When Mrs. McGinty heard Denise was already heading back down the mountain she was even more keen to get away. She simply wasn’t listening to Struan’s repeated instructions, and when they lowered her over the edge she kept hollering at them to go faster, faster. Once suspended, she kicked her legs against the side of the icy rock to try and make it go, giving a lot of strain to the side of the pulley Gertie and Struan were working on together.

“Nightmare,” said Struan, rolling his eyes.

“I always knew she was evil, even in Primary 4,” chipped in Gertie, and Struan smiled.

“Me too! My mum said I was being daft but...”

They shared a look.

When she reached the bottom, Mrs.
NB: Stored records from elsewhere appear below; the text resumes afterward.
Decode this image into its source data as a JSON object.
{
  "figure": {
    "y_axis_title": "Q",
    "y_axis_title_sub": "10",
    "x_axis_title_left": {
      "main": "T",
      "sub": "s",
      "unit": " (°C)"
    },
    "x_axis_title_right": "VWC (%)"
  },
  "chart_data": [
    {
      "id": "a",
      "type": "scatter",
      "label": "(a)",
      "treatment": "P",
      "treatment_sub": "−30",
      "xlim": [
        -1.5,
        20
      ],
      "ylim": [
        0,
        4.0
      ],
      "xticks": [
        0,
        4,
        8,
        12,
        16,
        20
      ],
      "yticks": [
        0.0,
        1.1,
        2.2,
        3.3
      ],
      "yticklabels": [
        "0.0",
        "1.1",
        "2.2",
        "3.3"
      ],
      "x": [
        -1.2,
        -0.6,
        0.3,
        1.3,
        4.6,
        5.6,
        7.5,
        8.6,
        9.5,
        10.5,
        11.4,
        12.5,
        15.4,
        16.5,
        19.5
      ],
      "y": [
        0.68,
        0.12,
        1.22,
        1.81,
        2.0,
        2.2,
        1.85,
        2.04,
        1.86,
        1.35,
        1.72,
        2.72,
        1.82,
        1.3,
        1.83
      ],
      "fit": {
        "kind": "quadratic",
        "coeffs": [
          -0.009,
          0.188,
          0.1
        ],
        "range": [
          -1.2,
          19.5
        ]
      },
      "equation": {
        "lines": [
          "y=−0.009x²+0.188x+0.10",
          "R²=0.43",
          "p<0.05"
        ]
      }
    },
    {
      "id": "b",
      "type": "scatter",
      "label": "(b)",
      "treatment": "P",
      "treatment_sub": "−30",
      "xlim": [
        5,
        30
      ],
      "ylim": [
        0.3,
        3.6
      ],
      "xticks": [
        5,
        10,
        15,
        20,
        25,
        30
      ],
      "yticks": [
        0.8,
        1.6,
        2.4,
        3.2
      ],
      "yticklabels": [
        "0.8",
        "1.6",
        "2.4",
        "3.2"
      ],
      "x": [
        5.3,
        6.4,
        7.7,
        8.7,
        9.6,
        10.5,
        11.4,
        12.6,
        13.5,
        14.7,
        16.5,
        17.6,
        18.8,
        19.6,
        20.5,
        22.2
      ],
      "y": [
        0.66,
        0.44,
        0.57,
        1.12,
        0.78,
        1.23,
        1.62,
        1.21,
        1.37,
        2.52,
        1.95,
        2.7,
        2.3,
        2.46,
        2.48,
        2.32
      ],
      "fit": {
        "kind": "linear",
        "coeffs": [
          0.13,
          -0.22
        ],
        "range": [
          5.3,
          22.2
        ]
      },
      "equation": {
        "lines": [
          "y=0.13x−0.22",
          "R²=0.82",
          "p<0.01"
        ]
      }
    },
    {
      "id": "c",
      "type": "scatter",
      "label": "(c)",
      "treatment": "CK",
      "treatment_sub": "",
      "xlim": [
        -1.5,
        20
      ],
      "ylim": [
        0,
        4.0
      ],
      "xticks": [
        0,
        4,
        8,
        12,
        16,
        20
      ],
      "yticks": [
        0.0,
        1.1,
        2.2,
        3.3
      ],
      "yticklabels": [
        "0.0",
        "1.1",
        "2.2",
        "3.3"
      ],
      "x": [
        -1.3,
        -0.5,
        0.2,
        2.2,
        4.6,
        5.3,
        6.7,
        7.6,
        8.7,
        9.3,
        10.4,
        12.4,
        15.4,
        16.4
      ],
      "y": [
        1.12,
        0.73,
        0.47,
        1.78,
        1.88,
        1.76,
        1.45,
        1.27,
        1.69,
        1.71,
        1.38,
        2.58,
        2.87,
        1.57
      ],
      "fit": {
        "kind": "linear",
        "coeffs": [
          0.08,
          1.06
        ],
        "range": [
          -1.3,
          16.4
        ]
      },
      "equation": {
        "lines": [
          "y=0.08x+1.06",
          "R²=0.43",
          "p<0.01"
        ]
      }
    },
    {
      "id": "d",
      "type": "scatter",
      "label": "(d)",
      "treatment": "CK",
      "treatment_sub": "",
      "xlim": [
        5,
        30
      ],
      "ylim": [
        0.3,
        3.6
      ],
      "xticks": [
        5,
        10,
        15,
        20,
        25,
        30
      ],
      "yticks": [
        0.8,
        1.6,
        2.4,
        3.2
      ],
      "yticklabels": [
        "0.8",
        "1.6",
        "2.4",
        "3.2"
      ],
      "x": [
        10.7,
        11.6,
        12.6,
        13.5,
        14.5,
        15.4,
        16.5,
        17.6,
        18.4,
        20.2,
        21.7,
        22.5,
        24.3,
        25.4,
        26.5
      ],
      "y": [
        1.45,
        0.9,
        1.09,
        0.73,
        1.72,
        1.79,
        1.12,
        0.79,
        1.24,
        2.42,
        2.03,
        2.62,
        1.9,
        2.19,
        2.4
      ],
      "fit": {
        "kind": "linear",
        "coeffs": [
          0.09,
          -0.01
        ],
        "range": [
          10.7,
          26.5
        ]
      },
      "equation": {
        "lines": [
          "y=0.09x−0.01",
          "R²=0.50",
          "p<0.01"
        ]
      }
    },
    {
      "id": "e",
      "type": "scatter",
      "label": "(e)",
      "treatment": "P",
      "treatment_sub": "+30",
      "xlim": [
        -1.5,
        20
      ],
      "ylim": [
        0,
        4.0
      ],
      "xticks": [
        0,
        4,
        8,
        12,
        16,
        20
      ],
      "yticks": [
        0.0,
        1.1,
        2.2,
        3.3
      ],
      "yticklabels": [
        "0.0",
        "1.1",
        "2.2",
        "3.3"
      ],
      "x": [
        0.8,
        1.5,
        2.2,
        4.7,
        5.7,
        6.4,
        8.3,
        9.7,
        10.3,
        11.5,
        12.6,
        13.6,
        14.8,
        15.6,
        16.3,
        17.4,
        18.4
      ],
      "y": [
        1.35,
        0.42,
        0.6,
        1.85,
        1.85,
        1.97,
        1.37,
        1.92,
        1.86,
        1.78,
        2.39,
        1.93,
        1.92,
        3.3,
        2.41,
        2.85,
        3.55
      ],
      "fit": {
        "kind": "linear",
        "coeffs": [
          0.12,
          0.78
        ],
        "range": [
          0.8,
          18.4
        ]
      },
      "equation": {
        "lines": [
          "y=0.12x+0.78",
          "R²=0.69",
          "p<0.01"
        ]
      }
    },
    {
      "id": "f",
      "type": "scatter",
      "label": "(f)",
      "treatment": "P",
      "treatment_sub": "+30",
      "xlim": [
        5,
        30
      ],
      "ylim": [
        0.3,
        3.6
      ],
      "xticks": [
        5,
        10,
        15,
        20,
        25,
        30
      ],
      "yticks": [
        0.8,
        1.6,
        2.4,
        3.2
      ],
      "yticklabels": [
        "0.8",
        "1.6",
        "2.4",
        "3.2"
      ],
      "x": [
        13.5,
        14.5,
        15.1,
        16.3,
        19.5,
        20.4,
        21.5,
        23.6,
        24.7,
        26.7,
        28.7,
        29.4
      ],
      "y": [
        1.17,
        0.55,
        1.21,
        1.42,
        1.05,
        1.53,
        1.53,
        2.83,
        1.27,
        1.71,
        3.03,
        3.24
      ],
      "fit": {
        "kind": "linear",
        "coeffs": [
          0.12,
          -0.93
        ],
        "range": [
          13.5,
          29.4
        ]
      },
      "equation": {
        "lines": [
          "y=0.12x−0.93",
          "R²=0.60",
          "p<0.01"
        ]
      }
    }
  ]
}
McGinty had to unclip herself from the line, which could then be hauled back up and used again.

In her panic, and her refusal to listen to reason, she did not do this.

Instead, as soon as she reached the bottom, the head teacher dashed straight off down the hill in pursuit of safe sensible Denise, pulling the harness and rope with her, then, as she realized, desperately pulling herself away from it—whereupon the harness, dumped on the icy ground, simply slid off the other side of the path, and tumbled all the way down the mountain.